Lizant, église Saint-Junien-et-Sainte-Radegonde
Édifiée probablement au XIIe siècle et placée sous le patronage des saints Junien et Radegonde, l’église de Lizant relevait directement de l’évêque de Poitiers (Beauchet-Filleau 1868, p. 293). De l’édifice roman ne reste que la nef, dont la couverture a été refaite à la fin du XIXe siècle à cause de l’effondrement de la structure, et le portail occidental, intégré dans la maison adossée à la façade de l’église (Parvis). Des remaniements importants ont été réalisés à la fin du Moyen Âge, quand un collatéral composé de trois travées terminant dans un chevet plat fut ajouté sur le côté nord, le chevet reconstruit et une chapelle seigneuriale érigée sur le côté sud, s’ouvrant sur la nef à la hauteur de la travée sous clocher.
Ces travaux furent intégralement réalisés aux frais (et probablement sous la commande) d’un membre de la famille Jay, seigneur du lieu, dont les armes s’affichent à plusieurs endroits de l’édifice renouvelé. Des écus, insérés dans les clefs de voûte (armoiries 1-2, 3a, 3g) et sculptés dans les baies du chevet (armoiries 3b-c, 3d-e, 3f), portent l’armoirie vivrée des Jay, pleine (armories 3a-g) ou partie à d’autres armes (armoiries 1-2) dont l’indentification est malheureusement difficile en raison de l’état de conservation de la pierre, dans ces cas extrêmement délabrée. L’armoirie sculptée dans la première travée du collatéral (armoirie 1) présente la forme d’un mi-parti : il devrait donc s’agir de l’armoirie d’une femme, ayant épousé un membre de famille Jay (dont les armes occupent la dextre de l’écu, normalement attribuée au mari), ou du couple issu de ce mariage. Son identité demeure cependant mystérieuse n’étant pas possible d’identifier avec précision les meubles composant l’armoirie de dextre et leur disposition. Nous avançons prudemment l’hypothèse qu’il s’agissait des trois roses boutonnées portées par les Boutou, sachant que Charlotte Boutou épousa en 1510 Philippe Jay, seigneur de Lizant (Beauchet-Filleau 1891, p. 711 et 1966, p. 289). Il est très probable que la même armoirie était sculptée sur la clef de voûte de la chapelle (armoirie 2), mais présentant le vivré des Jay à senestre : s’agissait-t-il donc d’une manière pour donner plus d’importance à la famille de la femme ou faudrait-il y voir une erreur de l’artiste qui sculpta l’œuvre ou, encore, une simple volonté d’évoquer le couple des commanditaires par le biais d’un écu qui associait leurs armes respectives ? Encore une fois la difficulté à reconstruire l’armoirie originale ne permet pas de résoudre la question. En revanche, si notre interprétation des armoiries est correcte, il serait possible de dater la reconstruction de l’édifice entre 1510, année du mariage de Charlotte Boutou avec Philippe Jay, et 1546, quand ce dernier est mentionné comme déjà mort. Nous ne devrions cependant oublier que Marie Jay épousa en 1544 Claude Chevaleau, dont la famille portait d’azur à trois roses d’argent disposées 2 et 1 (Beauchet-Filleau 1895, p. 423).

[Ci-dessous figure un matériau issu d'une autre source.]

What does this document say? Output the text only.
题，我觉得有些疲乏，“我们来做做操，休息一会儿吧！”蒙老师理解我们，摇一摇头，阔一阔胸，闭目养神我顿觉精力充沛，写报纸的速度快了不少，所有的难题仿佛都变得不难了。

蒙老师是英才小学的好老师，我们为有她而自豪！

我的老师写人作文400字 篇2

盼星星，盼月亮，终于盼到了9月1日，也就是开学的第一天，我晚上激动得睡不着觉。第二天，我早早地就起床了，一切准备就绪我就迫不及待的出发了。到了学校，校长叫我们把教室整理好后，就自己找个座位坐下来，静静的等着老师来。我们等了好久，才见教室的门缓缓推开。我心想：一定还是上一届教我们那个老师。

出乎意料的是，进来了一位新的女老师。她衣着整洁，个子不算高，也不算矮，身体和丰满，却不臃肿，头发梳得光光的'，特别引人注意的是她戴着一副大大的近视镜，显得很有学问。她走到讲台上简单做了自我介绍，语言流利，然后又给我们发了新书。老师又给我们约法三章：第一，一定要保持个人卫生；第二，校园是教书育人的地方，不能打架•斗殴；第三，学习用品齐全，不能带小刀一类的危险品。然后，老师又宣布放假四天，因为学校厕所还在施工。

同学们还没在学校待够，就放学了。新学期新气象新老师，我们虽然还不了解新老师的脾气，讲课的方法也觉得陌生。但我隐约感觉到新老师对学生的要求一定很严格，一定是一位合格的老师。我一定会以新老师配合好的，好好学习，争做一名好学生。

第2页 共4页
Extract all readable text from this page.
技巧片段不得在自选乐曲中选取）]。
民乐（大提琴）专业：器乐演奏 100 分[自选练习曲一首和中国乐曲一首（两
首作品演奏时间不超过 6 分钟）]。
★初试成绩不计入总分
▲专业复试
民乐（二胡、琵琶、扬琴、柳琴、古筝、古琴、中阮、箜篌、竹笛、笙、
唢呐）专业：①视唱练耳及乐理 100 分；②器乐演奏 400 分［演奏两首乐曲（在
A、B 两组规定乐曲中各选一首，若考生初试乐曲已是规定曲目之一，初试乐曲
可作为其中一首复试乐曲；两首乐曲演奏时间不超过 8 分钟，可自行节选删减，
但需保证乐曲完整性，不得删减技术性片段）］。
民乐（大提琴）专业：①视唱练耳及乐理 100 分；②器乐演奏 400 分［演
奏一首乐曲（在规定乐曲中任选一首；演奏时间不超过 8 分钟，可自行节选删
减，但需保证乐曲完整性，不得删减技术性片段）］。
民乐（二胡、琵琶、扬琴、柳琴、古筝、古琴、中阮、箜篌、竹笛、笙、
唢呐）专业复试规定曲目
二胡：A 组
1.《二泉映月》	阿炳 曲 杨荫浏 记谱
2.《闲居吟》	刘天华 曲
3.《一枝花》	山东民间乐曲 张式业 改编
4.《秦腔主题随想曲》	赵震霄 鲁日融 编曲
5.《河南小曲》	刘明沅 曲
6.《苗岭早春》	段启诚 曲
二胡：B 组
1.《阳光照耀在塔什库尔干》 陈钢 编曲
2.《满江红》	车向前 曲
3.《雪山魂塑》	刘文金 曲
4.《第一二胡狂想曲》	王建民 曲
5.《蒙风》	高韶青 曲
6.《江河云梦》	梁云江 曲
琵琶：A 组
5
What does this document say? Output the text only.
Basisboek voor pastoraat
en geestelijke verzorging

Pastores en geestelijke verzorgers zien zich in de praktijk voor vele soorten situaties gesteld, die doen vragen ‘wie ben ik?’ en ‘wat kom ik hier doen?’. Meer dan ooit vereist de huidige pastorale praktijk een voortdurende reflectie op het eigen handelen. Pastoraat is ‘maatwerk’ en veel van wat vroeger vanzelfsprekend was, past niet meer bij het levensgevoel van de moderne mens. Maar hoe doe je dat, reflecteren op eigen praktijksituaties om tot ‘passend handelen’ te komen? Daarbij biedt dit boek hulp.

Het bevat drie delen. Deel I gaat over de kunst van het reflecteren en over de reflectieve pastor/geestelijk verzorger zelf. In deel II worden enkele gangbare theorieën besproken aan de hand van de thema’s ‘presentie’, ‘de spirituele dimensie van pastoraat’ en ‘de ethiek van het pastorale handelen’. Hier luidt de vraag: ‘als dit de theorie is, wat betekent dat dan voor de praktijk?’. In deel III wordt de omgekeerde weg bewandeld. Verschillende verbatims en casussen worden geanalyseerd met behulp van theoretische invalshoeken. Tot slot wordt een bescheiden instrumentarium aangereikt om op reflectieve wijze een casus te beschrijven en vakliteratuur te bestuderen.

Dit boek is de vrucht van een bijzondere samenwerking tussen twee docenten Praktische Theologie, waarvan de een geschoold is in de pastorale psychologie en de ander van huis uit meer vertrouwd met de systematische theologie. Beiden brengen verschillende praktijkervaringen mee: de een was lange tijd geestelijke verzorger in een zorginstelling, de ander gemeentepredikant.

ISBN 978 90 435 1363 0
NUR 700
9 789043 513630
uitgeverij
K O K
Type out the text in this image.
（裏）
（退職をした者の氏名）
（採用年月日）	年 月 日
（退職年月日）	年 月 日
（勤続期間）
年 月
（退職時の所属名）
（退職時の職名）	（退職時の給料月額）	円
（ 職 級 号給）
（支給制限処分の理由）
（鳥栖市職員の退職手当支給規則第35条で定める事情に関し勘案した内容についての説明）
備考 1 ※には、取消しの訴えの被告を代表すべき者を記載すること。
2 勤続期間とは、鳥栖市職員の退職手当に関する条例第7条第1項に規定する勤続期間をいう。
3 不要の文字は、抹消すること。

Par delà les problèmes d’identification, la mise en signe de l’église de Lizant, vraisemblablement datée donc à la première moitié du XVIe siècle, reste remarquable et rappelle de près l’opération mise en œuvre par Jean Jay au début du siècle dans l’église Saint-Pierre de Chaunay. Dans l’église de Lizant il faudra de même noter que les écus encastrés dans les baies absidales flamboyantes (armoirie 3b-c, 3d-e) furent sculptés sur les deux côtés de façon de rendre lisible l’armoirie des bienfaiteurs de l’église même à l’extérieur de l’édifice : une solution qui demeure pour le moment isolée dans le panorama de l’art héraldique régional. Nous noterons enfin que toutes les armoiries reproduites sur les clef de voûte sont orientées avec le chef en direction des autels.